После ночных переходов было как-то непривычно шагать без оружия, при свете дня и вообще жить на виду у всей округи, постоянно ощущая себя движущейся мишенью. Но раз уж так вышло, мы решили зайти в какую-нибудь деревню, где нет немцев, и попросить хлеба. Муки голода становились нестерпимыми, да и слабость в ногах давала себя знать.
Вскоре такой случай представился. У околицы большого села нам повстречалась молодая приветливая женщина. Как выяснилось, местная учительница. Она нас ни о чем не расспрашивала, зато сразу сообщила, что немцев у них в селе нет, и не без гордости добавила, что через ее руки за последние дни прошло не менее двух десятков окруженцев.

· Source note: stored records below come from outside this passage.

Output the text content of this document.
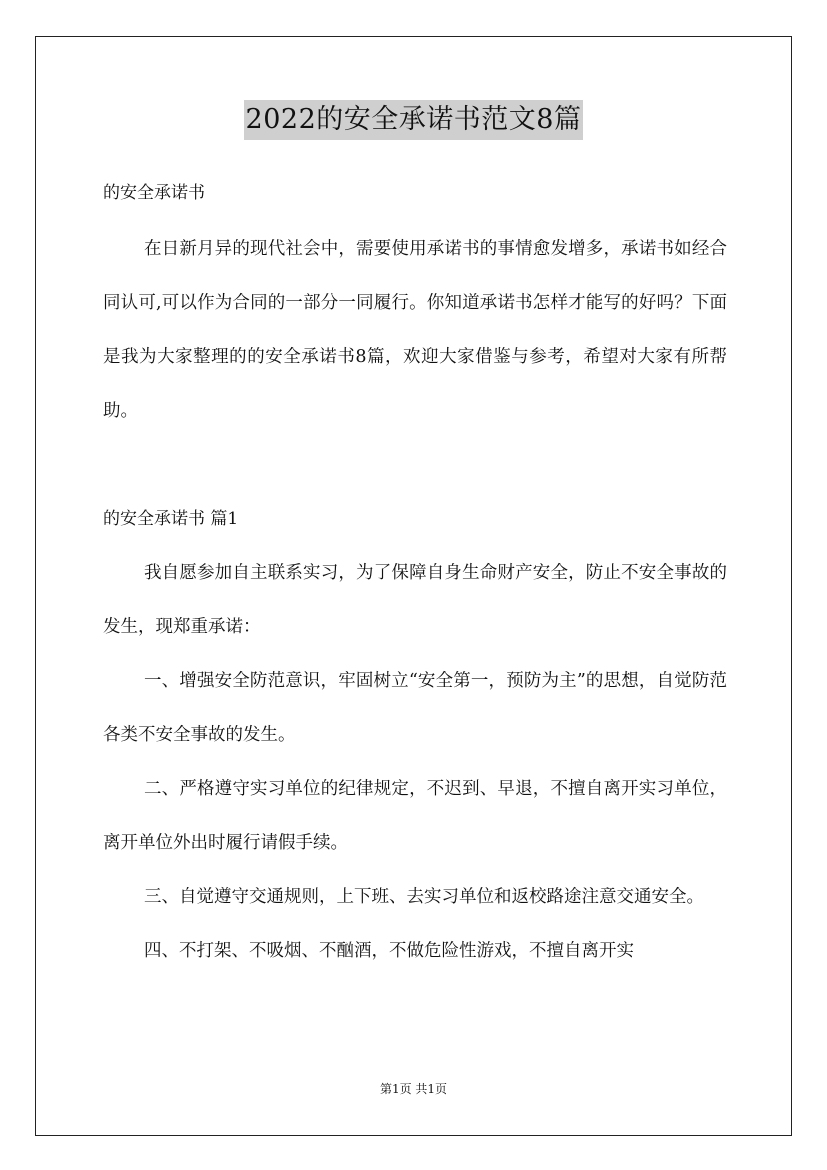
2022的安全承诺书范文8篇
的安全承诺书

在日新月异的现代社会中，需要使用承诺书的事情愈发增多，承诺书如经合同认可,可以作为合同的一部分一同履行。你知道承诺书怎样才能写的好吗？下面是我为大家整理的的安全承诺书8篇，欢迎大家借鉴与参考，希望对大家有所帮助。

的安全承诺书 篇1

我自愿参加自主联系实习，为了保障自身生命财产安全，防止不安全事故的发生，现郑重承诺：

一、增强安全防范意识，牢固树立“安全第一，预防为主”的思想，自觉防范各类不安全事故的发生。

二、严格遵守实习单位的纪律规定，不迟到、早退，不擅自离开实习单位，离开单位外出时履行请假手续。

三、自觉遵守交通规则，上下班、去实习单位和返校路途注意交通安全。

四、不打架、不吸烟、不酗酒，不做危险性游戏，不擅自离开实

第1页 共1页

- Прежде всего, - говорила она убежденно, - вам надо поменять шинели и пилотки на какую-нибудь колхозную одежонку. И от обмоток избавиться. В таком виде вы далеко не уйдете... Сдали там наши Москву или не сдали, а только идти к своим надо. Но - с умом... Ишь, моду взяли - в шинелях разгуливают... Разве ж так можно, - укоризненно качала она головой. - Сейчас пройдем по селу, я знаю дома, где вас и накормят, и переоденут в обмен на ваши мундиры.
Учительница вызывала доверие, рассуждала разумно, а главное, как-то легко и быстро осуществила все, что рекомендовала. Здесь ее уважали.
Часа через два мы тепло простились с ней у противоположной околицы, но уже совсем в ином обличье и притом с забытым ощущением сытости в желудке. Благодаря учительнице мы теперь мало чем отличались от местных жителей, разве что еще большей нищетой и обтрепанностью одежды. Да, в только что выменянных на наши добротные шинели колхозных обносках, к тому же еще столько дней не бритые, мы теперь, пожалуй, больше смахивали на бродяг. Что ж, зато отныне мы получили возможность перейти на дневной режим и двигаться на восток не напролом, а шагать по дорогам. И ночевать уже не под елкой, а под крышей, если, конечно, люди не побоятся приютить таких оборванцев.
Правда, Фаня выглядела по-прежнему пристойно. Из всего обмундирования она обменяла только свою пилотку, притом на какой-то старинный капор, магическим образом сразу отделивший ее от принадлежности к армии.